I desperately tried to hang on with all my might. Many of my comrades, my family, had already fallen and I was determined not to suffer the same fate. I knew this was a fool’s errand, that I would eventually succumb to the winter winds the same as everyone else, but I would hold out as long as possible.
I had a bad feeling about all this right from the start. I looked around at the desolate landscape when we all first started arriving and couldn’t help but wonder where everyone was. How was there so much terrain for all of us to sprout up homes and families here? What happened in the past to cause every one of our predecessors to disappear?
But no one wanted to talk about it. Everyone rolled in with blind optimism. As each day grew warmer, we all grew too. We got more comfortable, we spread out, we took over the place. “The good times will last forever,” everyone said, but I couldn’t shake the ominous feelings.
I looked across the field and saw deer stomping on the hardening ground. Then I looked up, startled at the sound of a man on a machine that zipped around the field, chomping and chewing up life and then spitting it out in shards behind him. That’s not for me.
I heard a rustling far off in the distance. I looked across the field at the neighboring tree. A hard wind rippled through the branches. The leaves all shook. Many of them held on to their branches, but just as many released their grip and went fluttering to the earth. The man on the machine headed right towards them.
You could see the path of the wind. You could see it headed right for us. I braced myself, recommitting myself to my branch, vowing to avoid the man and the machine. The wind crashed into my body, flinging my upwards then pressing me against my branch. I held on, but many of my friends weren’t so lucky. Friends I had known since birth released their grip.

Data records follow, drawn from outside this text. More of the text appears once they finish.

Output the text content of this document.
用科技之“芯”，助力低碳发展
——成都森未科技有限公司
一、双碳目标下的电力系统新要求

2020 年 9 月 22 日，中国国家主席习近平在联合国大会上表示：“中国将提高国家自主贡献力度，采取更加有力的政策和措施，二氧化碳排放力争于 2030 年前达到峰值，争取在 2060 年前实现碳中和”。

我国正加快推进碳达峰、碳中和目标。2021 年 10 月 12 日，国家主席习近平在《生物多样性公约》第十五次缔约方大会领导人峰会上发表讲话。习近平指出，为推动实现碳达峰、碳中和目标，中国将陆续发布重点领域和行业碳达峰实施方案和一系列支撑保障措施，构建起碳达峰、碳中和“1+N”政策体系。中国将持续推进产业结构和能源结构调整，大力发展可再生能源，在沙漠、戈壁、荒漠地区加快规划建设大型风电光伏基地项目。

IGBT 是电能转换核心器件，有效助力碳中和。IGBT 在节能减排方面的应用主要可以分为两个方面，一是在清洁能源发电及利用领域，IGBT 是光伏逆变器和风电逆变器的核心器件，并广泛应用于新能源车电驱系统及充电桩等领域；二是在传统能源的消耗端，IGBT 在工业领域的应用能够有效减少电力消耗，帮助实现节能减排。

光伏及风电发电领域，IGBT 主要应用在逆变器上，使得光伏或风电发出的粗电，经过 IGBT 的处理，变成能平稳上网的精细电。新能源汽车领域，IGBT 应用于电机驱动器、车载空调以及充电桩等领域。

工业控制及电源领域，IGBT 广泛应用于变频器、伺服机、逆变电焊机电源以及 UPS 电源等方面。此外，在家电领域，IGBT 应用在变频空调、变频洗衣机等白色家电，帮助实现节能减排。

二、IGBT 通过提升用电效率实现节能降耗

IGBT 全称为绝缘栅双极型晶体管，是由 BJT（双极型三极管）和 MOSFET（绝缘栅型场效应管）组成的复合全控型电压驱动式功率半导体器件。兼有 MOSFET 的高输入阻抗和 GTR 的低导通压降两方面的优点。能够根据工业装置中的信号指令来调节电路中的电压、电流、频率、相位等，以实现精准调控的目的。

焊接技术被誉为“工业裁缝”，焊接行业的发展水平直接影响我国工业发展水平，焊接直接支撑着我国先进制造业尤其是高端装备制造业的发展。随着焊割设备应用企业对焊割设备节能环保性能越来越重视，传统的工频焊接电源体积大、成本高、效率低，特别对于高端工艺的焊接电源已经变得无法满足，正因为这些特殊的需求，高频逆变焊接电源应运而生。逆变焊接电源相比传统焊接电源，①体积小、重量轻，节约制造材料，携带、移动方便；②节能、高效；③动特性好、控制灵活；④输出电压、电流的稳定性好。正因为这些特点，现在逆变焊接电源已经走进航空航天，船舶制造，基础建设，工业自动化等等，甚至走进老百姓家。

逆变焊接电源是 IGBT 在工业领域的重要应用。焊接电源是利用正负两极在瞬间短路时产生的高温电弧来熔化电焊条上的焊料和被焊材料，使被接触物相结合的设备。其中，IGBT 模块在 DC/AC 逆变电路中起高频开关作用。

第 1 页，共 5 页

They were old though. Their once green and lush bodies had slowly given way to crinkly, wrinkled brown ones. Just as I heard myself passing judgment on their decayed frames, I looked myself over. I was looking every bit as brown as everyone around me.
The next wind came suddenly and with surprise. I was so focused on my deterioration that I forgot to gird myself. I was unmoored. Freedom never tasted so sour, so terrifying, so final.
As I fell, I angled my body to catch the wind. Perhaps an updraft could lift me back into my tree. The wind caught me and my body swirled and I became disoriented. In all my life, I had been attached to one limb in one place. I had never swirled before, and I didn’t know up from down.
I looked desperately around for something stationary to fix my gaze upon. I saw a tree. I saw my tree. My instinct was to float to it for protection. It had given me life months ago and I had returned the favor every single day. I caught sunlight and fed it to him. I scooped rain and guided it to the ground around the trunk. We were partners. If he died, I died too and I assumed the reverse was true, but here I was flying, dying while he looked like he was going to be just fine. A hibernation looked to be settling in, but not death.
Then I felt stupid, naïve. I finally realized why those limbs were barren when we arrived. The tree did this last year too. It created thousands of leaves just like me and then used them to gain nutrients and life, only to discard them months later when they were no longer useful. Then, they were all replaced by me and my friends and family. The tree didn’t love me at all. It used me and now that it was done with me was ready to fling my body under the man and his machine.
Perhaps if I could float over to the base of his trunk I would at least be protected from the machine and maybe, just maybe the tree would see my brittle body and feel remorse. Maybe the tree would look at me, broken and discarded, and would try to find a way to keep every future leaf alive with him forever so that my descendants wouldn’t be forced to suffer a similar fate.
I tried catching the wind. I tried to let it push me over to the tree, but I failed. I fluttered to the earth, surrounded by old friends. The wind would push us around the field, but it didn’t matter. I heard the machine growing louder. Eventually, I felt the strongest gust of wind I had ever felt suck me upwards and a sharpened blade ripped through my body and tore me into a hundred pieces. I flew out the back, a fraction of my former self, and looked up at the limb that I used to call home.
I saw my old friends, the last of us, clinging desperately to that branch. “It’s no use,” I wanted to call out, but didn’t bother. They would learn soon enough.
Over the next few months, the machine ran me over more times. I got covered with snow, then the snow melted and then I got covered again. I lay here, little more than a speck of dust. The melting snow turned into spring rains. Worms ate me, digested me, and expelled me. The ground was soft and I could feel myself becoming one with the soil beneath me.
As the air and the ground warmed, a gentle churning began to engulf me. The churning was nearly imperceptible, but it was there nonetheless. A blade of grass not yet emerged from the ground took me in and unified itself with me. Together, we became one and burst into the sunlight.